1563, 18 aout Montaigne assiste à la mort de son ami Etienne de La Boétie Partie 6 et fin
Cette structure perverse est entretenue par une éradication systématique du souvenir de la liberté. L'élite au pouvoir encourage, comme il se doit, l'adhésion servile aux coutumes dans la mesure où elles légitiment les stratégies d'oppression. Celles-là étouffent la raison dans ses efforts pour contrer la tyrannie et paralysent toute volonté d'être libre. Dans un monde asservi, le seul espoir de réveiller cette volonté réside dans la possibilité d'imaginer la liberté, possibilité qui est elle-même liée, selon La Boétie, à l'éducation. Mais les tyrans s'arrangent pour qu'il soit difficile de recevoir une éducation libératrice, et les rares qui arrivent à en bénéficier se sentent isolés dans des aspirations que, de surcroit, ils ont peur de partager. "Donc Momus, le dieu moqueur, ne se moqua pas trop quand il trouva cela à redire en l'homme que Vulcain avait fait, de quoi il ne lui avait mis une petite fenêtre au coeur, afin que par là on pût voir ses pensées." Pour le lecteur moderne, habitué aux techniques de surveillance des tyrannies de notre époque, l'image de cette "petite fenêtre", loin d'être amusante, fait froid dans le dos; car le droit de regard qu'elle assure pourrait facilement servir d'instrument abusif au tyran. Mais elle montre à quel point La Boétie souhaitait échapper à l'isolement, à la solitude à laquelle le condamnait ce que ses vues avaient de radical.
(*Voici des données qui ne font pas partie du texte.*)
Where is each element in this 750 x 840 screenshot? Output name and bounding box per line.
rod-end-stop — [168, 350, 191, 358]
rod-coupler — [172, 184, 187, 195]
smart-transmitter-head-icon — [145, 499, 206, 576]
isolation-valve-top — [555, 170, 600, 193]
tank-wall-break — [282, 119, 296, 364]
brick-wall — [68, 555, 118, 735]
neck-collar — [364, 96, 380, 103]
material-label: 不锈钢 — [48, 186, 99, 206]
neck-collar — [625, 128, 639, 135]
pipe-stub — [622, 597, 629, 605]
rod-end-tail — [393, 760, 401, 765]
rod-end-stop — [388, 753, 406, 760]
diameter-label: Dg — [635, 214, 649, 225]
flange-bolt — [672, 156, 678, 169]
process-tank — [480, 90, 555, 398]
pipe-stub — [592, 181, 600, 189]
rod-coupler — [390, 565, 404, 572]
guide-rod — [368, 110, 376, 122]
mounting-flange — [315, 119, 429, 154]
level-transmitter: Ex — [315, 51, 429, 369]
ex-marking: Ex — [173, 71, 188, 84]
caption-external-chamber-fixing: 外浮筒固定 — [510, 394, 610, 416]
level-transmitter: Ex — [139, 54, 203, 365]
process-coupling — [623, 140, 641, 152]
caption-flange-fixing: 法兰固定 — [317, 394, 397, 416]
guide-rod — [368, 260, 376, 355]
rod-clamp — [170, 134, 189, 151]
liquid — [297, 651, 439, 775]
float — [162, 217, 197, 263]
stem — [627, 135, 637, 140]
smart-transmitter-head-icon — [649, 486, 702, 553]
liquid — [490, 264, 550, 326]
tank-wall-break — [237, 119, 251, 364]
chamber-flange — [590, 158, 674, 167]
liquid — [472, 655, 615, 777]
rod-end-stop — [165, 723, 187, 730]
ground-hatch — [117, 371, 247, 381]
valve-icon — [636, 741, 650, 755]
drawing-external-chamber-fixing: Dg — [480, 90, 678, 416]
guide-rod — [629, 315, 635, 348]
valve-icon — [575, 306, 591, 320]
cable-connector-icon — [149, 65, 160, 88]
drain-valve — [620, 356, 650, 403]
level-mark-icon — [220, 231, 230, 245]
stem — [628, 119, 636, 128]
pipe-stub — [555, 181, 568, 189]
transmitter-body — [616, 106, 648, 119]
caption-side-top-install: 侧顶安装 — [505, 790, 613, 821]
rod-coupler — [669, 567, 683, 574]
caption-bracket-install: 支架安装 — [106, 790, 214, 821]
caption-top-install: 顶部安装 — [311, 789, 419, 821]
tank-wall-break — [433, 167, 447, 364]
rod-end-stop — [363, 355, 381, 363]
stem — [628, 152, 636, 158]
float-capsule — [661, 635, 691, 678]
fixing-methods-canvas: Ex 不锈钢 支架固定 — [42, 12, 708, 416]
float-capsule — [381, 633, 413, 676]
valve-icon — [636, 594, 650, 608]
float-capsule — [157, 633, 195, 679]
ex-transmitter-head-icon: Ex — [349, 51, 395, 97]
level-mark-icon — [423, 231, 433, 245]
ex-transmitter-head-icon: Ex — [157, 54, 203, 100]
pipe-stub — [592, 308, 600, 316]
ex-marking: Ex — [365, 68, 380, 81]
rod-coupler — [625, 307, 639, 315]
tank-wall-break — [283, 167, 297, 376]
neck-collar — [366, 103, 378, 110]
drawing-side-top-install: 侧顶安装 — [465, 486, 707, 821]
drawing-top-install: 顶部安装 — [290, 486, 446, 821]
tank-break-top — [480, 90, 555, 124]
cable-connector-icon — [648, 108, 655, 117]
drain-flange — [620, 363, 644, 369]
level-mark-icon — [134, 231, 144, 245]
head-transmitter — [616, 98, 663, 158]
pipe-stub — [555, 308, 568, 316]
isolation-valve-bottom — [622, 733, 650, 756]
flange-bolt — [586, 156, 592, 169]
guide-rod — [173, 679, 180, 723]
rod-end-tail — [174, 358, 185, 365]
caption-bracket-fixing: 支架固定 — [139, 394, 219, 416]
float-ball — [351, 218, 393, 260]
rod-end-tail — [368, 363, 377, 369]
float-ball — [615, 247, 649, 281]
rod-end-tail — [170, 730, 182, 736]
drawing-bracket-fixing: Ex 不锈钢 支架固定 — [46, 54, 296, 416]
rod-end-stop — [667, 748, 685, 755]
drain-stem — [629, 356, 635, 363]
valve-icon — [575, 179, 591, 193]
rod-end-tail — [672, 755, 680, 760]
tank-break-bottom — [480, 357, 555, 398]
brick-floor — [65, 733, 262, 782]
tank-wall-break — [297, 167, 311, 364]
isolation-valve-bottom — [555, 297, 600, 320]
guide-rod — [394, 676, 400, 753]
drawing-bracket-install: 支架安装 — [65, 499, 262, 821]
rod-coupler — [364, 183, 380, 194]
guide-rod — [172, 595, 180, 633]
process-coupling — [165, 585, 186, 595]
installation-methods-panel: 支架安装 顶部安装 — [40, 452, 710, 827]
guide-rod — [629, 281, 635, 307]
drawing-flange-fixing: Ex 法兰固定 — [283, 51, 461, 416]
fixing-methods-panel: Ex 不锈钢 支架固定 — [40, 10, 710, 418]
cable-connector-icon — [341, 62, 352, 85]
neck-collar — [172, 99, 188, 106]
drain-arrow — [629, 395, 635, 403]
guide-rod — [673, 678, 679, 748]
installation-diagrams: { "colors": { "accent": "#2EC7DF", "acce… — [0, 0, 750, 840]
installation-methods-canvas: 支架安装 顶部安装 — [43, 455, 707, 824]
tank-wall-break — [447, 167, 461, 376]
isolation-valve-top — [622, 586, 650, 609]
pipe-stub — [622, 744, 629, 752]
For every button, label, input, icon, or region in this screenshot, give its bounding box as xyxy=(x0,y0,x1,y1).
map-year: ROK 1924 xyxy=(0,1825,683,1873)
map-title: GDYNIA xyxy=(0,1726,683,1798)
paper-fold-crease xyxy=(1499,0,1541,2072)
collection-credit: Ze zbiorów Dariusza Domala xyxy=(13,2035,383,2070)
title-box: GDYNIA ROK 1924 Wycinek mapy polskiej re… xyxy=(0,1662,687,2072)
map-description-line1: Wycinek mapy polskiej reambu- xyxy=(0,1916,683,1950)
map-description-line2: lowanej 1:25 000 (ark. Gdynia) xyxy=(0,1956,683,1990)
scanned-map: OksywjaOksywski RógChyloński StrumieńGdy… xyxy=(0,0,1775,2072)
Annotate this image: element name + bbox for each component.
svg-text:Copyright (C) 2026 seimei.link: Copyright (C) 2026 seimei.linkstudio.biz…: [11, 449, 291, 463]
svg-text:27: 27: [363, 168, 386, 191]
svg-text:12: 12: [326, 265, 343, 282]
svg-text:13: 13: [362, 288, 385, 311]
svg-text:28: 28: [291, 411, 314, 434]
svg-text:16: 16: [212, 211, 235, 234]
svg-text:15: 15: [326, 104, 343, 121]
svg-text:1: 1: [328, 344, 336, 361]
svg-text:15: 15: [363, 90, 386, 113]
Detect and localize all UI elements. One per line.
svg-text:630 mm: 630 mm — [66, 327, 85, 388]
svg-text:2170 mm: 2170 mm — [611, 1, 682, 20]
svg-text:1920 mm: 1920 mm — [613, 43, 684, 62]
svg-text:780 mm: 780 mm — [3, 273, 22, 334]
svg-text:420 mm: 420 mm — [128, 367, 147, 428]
par la ferveur de son indignation, le "Discours" était l'instrument tout trouvé pour réveiller une volonté commune de liberté. Encore fallait-il que cet instrument soit largement diffusé. C'est ce que Montaigne s'était d'abord proposé de faire; mais il devait ensuite se raviser. Dans un geste tout à fait typique de la composition des "essais", Montaigne n'efface aucune trace de son changement d'attitude. S'il a changé d'avis, écrit-il, c'est parce qu'il a découvert que le "discours" avait été publié parmi les libelles séditieux, "qui cherchent à troubler et changer l'état de notre police, sans se soucier s'ils l'amenderont". Dans le climat empoisonné des guerres de religion, l'oeuvre de La Boétie semble à Montaigne plus dangereuse que libératrice. A la place qu'il avait prévue pour la critique héroïque de la servitude volontaire, il décide donc de publier d'inoffensifs sonnets d'amour de son ami.
"Mon frère, mon frère, me refusez-vous donc une place?" Montaigne, de fait, a refusé que l'œuvre la plus importante et la plus durable de son ami trouve sa place dans ses propres écrits. Mais, comme pour expier ce qu'un tel refus impliquait de différence politique, voire de trahison, Montaigne passera sa vie entière à essayer de faire ce que La Boétie n'avait pu que rêver: ouvrir une petite fenêtre dans son coeur et communiquer aussi candidement que possible ses pensées à autrui."